I suspect you’d get a lot of enjoyment out of playing with something like PICO-8.
There’s a fair amount of demoscene productions for it as well.
Wow! Thanks! I will explore it when I get the chance - who knows, I might even upload a YouTube video about it :D
If I went back to BASIC, I’d be using modern programming practices still - No Gotos, All Subs
No Gotos, All Subs
That’s sub-optimal
😏
Yep, that’s what you have in FreeBASIC subs (void functions) and functions (that return a value). FreeBASIC is actually C programming in disguise; it’s C with basic syntax and very powerful, plus any C library can be used with it (you just need to have the correct .bi header file for it)
Also stacktraces are very useful, and overflow/underflow exceptions too. So many modern and useful features were missing!
Having a try/catch block is much better than using Goto Err
Edit. Rest in peace mono-basic https://github.com/mono/mono-basic
I could see how going back to BASIC could be a mental safe space.

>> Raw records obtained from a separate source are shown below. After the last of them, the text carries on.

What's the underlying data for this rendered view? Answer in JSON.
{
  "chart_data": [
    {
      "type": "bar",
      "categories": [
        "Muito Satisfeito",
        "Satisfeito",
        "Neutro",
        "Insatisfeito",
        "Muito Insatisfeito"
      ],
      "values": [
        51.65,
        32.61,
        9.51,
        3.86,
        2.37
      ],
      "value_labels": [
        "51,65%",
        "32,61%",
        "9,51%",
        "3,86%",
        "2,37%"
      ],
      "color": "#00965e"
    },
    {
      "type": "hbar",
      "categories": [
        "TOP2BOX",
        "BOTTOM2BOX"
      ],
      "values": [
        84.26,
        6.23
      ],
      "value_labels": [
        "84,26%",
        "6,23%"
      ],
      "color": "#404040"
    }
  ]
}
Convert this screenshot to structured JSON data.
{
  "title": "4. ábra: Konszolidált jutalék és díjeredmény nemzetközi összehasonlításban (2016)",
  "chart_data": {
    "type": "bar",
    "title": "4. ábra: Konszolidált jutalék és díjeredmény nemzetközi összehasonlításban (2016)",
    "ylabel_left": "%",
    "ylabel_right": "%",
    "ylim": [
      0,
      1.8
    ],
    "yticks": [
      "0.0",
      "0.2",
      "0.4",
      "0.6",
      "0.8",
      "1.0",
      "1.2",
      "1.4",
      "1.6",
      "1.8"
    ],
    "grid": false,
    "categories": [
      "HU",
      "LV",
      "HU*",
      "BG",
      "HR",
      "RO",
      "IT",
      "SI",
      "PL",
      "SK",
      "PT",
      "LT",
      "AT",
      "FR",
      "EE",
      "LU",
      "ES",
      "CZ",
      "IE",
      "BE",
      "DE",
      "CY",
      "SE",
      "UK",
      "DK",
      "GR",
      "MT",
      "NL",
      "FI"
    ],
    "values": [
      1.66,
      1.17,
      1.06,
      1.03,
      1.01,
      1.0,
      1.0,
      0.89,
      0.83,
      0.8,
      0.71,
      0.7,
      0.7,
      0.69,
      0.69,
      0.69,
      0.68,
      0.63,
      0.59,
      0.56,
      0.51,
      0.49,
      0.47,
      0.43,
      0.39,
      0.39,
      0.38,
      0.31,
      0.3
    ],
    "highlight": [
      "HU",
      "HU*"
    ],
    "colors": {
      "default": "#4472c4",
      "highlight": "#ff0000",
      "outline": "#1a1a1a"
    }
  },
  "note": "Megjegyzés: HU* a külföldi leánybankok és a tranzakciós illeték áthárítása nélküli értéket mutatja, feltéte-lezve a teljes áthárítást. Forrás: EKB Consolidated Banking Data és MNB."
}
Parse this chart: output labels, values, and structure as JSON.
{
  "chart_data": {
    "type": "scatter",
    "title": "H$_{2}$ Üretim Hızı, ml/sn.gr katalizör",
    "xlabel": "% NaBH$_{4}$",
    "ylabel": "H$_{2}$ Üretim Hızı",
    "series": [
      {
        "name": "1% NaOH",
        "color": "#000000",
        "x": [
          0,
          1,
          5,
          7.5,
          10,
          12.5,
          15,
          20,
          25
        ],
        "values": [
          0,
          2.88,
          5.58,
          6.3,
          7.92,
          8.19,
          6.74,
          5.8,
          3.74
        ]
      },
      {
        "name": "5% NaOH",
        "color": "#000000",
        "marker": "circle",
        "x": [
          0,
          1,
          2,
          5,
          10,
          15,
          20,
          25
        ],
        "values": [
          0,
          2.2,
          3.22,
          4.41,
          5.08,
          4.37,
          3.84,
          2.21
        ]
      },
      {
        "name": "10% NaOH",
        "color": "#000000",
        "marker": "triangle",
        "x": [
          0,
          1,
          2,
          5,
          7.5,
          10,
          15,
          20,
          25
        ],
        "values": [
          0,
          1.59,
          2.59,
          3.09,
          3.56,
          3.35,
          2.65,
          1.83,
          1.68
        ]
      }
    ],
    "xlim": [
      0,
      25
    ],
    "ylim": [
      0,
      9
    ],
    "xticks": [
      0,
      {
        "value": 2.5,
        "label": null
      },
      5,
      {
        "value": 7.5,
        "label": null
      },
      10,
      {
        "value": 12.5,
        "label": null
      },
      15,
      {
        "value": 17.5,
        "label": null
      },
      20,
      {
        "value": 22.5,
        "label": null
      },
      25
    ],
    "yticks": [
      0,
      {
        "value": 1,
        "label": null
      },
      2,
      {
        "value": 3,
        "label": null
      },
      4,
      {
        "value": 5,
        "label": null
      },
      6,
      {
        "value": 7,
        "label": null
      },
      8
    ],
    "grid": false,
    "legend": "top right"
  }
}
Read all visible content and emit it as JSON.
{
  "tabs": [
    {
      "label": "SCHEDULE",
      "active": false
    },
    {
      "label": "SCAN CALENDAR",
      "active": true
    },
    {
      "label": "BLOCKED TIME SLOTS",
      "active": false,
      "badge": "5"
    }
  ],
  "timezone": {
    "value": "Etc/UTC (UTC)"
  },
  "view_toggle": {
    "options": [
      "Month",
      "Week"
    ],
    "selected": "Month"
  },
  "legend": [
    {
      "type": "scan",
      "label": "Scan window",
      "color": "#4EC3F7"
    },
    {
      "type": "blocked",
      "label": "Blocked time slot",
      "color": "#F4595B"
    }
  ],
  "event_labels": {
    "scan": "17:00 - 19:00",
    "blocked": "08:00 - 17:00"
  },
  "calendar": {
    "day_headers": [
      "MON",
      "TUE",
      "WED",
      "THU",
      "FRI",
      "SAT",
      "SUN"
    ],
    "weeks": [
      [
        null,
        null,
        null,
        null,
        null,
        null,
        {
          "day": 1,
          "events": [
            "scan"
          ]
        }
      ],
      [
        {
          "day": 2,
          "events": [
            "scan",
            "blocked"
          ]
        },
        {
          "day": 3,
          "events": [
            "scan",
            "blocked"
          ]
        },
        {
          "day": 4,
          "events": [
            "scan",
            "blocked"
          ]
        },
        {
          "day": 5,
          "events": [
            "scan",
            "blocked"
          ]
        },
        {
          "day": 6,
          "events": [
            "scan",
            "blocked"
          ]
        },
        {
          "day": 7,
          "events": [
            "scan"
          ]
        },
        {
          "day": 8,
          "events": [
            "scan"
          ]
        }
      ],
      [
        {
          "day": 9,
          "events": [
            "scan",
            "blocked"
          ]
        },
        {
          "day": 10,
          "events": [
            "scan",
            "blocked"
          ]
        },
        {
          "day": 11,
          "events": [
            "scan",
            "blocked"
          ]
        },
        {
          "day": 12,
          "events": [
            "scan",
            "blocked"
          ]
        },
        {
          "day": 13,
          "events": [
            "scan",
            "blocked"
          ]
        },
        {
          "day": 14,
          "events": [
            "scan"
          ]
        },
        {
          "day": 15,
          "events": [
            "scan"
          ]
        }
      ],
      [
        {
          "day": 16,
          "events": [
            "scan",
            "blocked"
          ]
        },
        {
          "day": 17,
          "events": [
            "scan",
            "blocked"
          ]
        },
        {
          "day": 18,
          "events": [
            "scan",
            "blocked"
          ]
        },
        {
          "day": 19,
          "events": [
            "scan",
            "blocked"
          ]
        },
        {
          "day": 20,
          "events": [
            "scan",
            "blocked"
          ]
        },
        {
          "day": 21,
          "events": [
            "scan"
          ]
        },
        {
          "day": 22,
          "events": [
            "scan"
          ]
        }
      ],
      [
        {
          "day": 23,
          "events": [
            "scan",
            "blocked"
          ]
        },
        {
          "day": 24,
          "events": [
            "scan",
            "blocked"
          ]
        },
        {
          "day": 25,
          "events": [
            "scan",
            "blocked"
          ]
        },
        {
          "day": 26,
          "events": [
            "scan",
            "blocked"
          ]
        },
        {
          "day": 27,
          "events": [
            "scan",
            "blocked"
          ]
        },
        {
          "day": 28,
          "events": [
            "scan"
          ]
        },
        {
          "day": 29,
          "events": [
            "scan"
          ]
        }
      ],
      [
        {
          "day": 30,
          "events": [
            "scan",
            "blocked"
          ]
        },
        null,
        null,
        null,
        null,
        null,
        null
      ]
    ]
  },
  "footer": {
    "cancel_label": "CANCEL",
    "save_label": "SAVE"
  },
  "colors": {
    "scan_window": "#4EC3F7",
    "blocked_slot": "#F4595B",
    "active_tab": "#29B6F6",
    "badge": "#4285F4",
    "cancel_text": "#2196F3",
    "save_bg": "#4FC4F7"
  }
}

It would definitely bring me back to my childhood.
Hi there - thanks for reaching out :) Nice to meet you - my coding journey started at the age of 39 in 2016 with VB.NET. I completely missed the 1980s and 1990s era of BASIC; however, even though 30 to 40 years have passed, I still try to code in modern DOS/Windows basics like FreeBASIC and occasionally even QB64. I really like it, although to code for DOS with FreeBASIC, or GWBASIC, or QBASIC, since it’s just a hobby, I can afford it since I’m coding for fun, not money - I was told that if you start doing something for money, eventually you’ll hate it - I think I agree with that…
Yeah as soon as you start doing something for money you have to compromise your vision and it ends up just being a job like any other.